Étant donné que le DMP ne sera pas obligatoire, il faut que le patient et le professionnel soient tous deux convaincus de son intérêt. Ainsi le succès du DMP sera-t-il limité si les professionnels de santé et les patients ne sont pas prêts. Par ailleurs, ces données doivent être impérativement protégées. Si le plus haut niveau de protection n’est pas garanti, il y aura une défiance.

Jean-Yves Robin, directeur de l’Agence des systèmes d’information partagés de santé (Asip Santé)

À votre sens, qu’est-ce que le dossier médical personnel ?

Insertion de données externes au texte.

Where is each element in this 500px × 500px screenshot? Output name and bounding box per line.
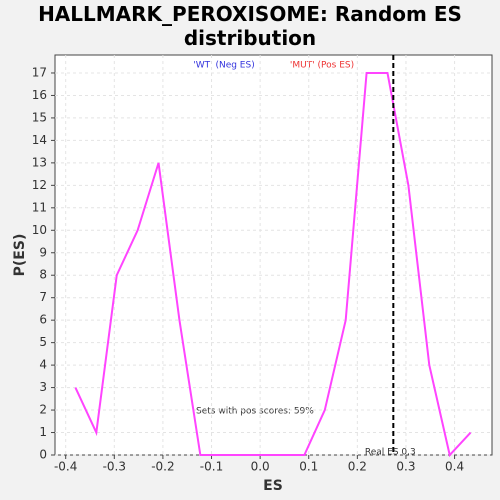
y-tick-label: 3 bbox=[39, 380, 47, 394]
x-tick-label: 0.3 bbox=[396, 460, 415, 474]
x-tick-label: 0.0 bbox=[251, 460, 270, 474]
y-tick-label: 10 bbox=[32, 223, 47, 237]
y-tick-label: 7 bbox=[39, 290, 47, 304]
y-tick-label: 16 bbox=[32, 88, 47, 102]
y-tick-label: 8 bbox=[39, 268, 47, 282]
x-tick-label: 0.4 bbox=[445, 460, 464, 474]
es-line bbox=[74, 71, 472, 458]
legend-pos: 'MUT' (Pos ES) bbox=[290, 61, 354, 71]
y-tick-label: 9 bbox=[39, 245, 47, 259]
y-tick-label: 0 bbox=[39, 448, 47, 462]
y-axis-label: P(ES) bbox=[12, 234, 28, 277]
y-tick-label: 11 bbox=[32, 200, 47, 214]
y-tick-label: 2 bbox=[39, 403, 47, 417]
x-tick-label: -0.3 bbox=[103, 460, 126, 474]
y-tick-label: 1 bbox=[39, 425, 47, 439]
y-tick-label: 14 bbox=[32, 133, 47, 147]
legend-neg: 'WT' (Neg ES) bbox=[193, 61, 254, 71]
y-tick-label: 17 bbox=[32, 65, 47, 79]
y-tick-label: 5 bbox=[39, 335, 47, 349]
x-tick-label: 0.2 bbox=[348, 460, 367, 474]
y-tick-label: 13 bbox=[32, 155, 47, 169]
y-tick-label: 4 bbox=[39, 358, 47, 372]
y-tick-label: 12 bbox=[32, 178, 47, 192]
x-tick-label: -0.2 bbox=[151, 460, 174, 474]
x-tick-label: 0.1 bbox=[299, 460, 318, 474]
x-tick-label: -0.4 bbox=[54, 460, 77, 474]
real-es-label: Real ES 0.3 bbox=[365, 448, 416, 458]
x-tick-label: -0.1 bbox=[200, 460, 223, 474]
y-tick-label: 6 bbox=[39, 313, 47, 327]
chart-title: HALLMARK_PEROXISOME: Random ES distribut… bbox=[38, 2, 462, 50]
x-axis-label: ES bbox=[263, 478, 283, 494]
y-tick-label: 15 bbox=[32, 110, 47, 124]
annotation: Sets with pos scores: 59% bbox=[196, 407, 314, 417]
plot-area bbox=[54, 54, 493, 456]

Assez transversal, il s’agit à la fois d’un objet grand public et d’un objet professionnel. Il n’aura d’intérêt que s’il est utilisé par les professionnels. On a du mal à le positionner et c’est pour cette raison qu’il attire tant de débats. Il faut accepter qu’il se situe au cœur de la relation entre le malade et le soignant.

Quelles en seront les conséquences sur le parcours du patient ?

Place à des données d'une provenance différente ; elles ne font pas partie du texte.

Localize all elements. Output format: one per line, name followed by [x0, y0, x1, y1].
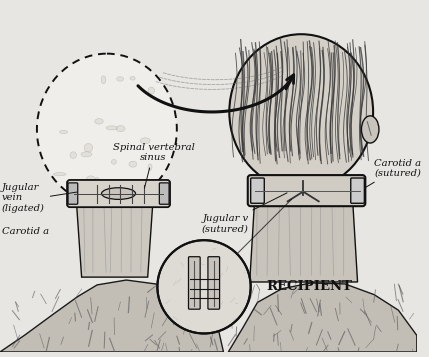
Text: RECIPIENT: RECIPIENT	[266, 280, 352, 293]
Ellipse shape	[140, 138, 150, 144]
Ellipse shape	[112, 160, 116, 164]
Ellipse shape	[362, 116, 379, 143]
Polygon shape	[76, 192, 154, 277]
Ellipse shape	[230, 34, 373, 190]
Ellipse shape	[81, 152, 92, 157]
FancyBboxPatch shape	[68, 183, 78, 204]
Ellipse shape	[94, 178, 100, 187]
Ellipse shape	[86, 176, 96, 185]
Ellipse shape	[102, 188, 136, 200]
Text: Carotid a
(sutured): Carotid a (sutured)	[366, 159, 421, 187]
Text: Carotid a: Carotid a	[2, 227, 49, 236]
Ellipse shape	[116, 126, 125, 132]
Polygon shape	[0, 280, 224, 352]
Ellipse shape	[53, 173, 66, 176]
Ellipse shape	[117, 77, 124, 81]
FancyBboxPatch shape	[67, 180, 170, 207]
FancyBboxPatch shape	[208, 257, 220, 309]
Ellipse shape	[148, 87, 154, 94]
Ellipse shape	[129, 161, 137, 167]
FancyBboxPatch shape	[248, 175, 366, 206]
Ellipse shape	[106, 126, 118, 130]
Ellipse shape	[148, 164, 152, 170]
Ellipse shape	[95, 119, 103, 124]
Ellipse shape	[70, 152, 76, 159]
Text: Jugular
vein
(ligated): Jugular vein (ligated)	[2, 183, 77, 213]
Ellipse shape	[37, 54, 177, 205]
FancyBboxPatch shape	[188, 257, 200, 309]
FancyBboxPatch shape	[159, 183, 169, 204]
Ellipse shape	[101, 76, 106, 84]
Text: Jugular v
(sutured): Jugular v (sutured)	[202, 193, 287, 233]
Ellipse shape	[84, 144, 93, 152]
Ellipse shape	[130, 76, 135, 80]
Ellipse shape	[60, 130, 68, 134]
FancyBboxPatch shape	[351, 178, 364, 203]
Circle shape	[157, 240, 251, 333]
Text: Spinal vertebral
sinus: Spinal vertebral sinus	[112, 143, 194, 188]
FancyBboxPatch shape	[251, 178, 264, 203]
Polygon shape	[250, 185, 357, 282]
Polygon shape	[228, 283, 417, 352]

L’objectif clairement affiché du DMP n’est pas de réaliser des économies en soi ; il doit avoir un impact sur la qualité de la prise en charge. Ce qui a pour incidence, entre autres, de rationnaliser les dépenses. Cela étant, il est inscrit dans le Code de la Santé publique avant d’être un objet de maîtrise des dépenses. On voit assez bien ce que le DMP peut apporter en termes de coordination des soins, de gain de temps dans la prise de connaissance des antécédents d’un patient qu’on ne connaît pas, de fluidité de la communication entre la ville et l’hôpital. En revanche, il apparaît plus difficile de déterminer son impact sur le patient. Quoi qu’on en dise, aujourd’hui, les patients sont assez peu impliqués dans leur parcours médical : beaucoup se trouvent dans une relative ignorance de la pathologie dont ils souffrent et des traitements qu’ils suivent. Nous avons une demande sociétale car les gens veulent être mieux informés, ce qui n’est pas si simple. En effet, le fait d’avoir accès à l’information ne signifie pas pour autant que l’on en comprend le sens. Il est sûr que le DMP contribuera fortement à la mise à disposition de ces informations aux patients, mais plus difficile de dire ce qu’ils en feront… Nous sommes cependant sûrs qu’il s’agit d’un facteur de progrès : il œuvre pour une meilleure transparence en changeant le rapport du patient à sa maladie et aux professionnels de santé qui le prennent en charge. Le DMP permettra d’augmenter le champ des possibles pour changer le mode de communication avec les professionnels de santé.

Quelles en sont les limites ?

Au vu de l’évolution technologique, les limites relèvent d’abord de l’éthique et de la déontologie, de la régulation inhérente afin de mieux définir le rôle de chacun. Il faudra veiller à l’acceptation sociétale. La surveillance et la maintenance du système seront au premier plan.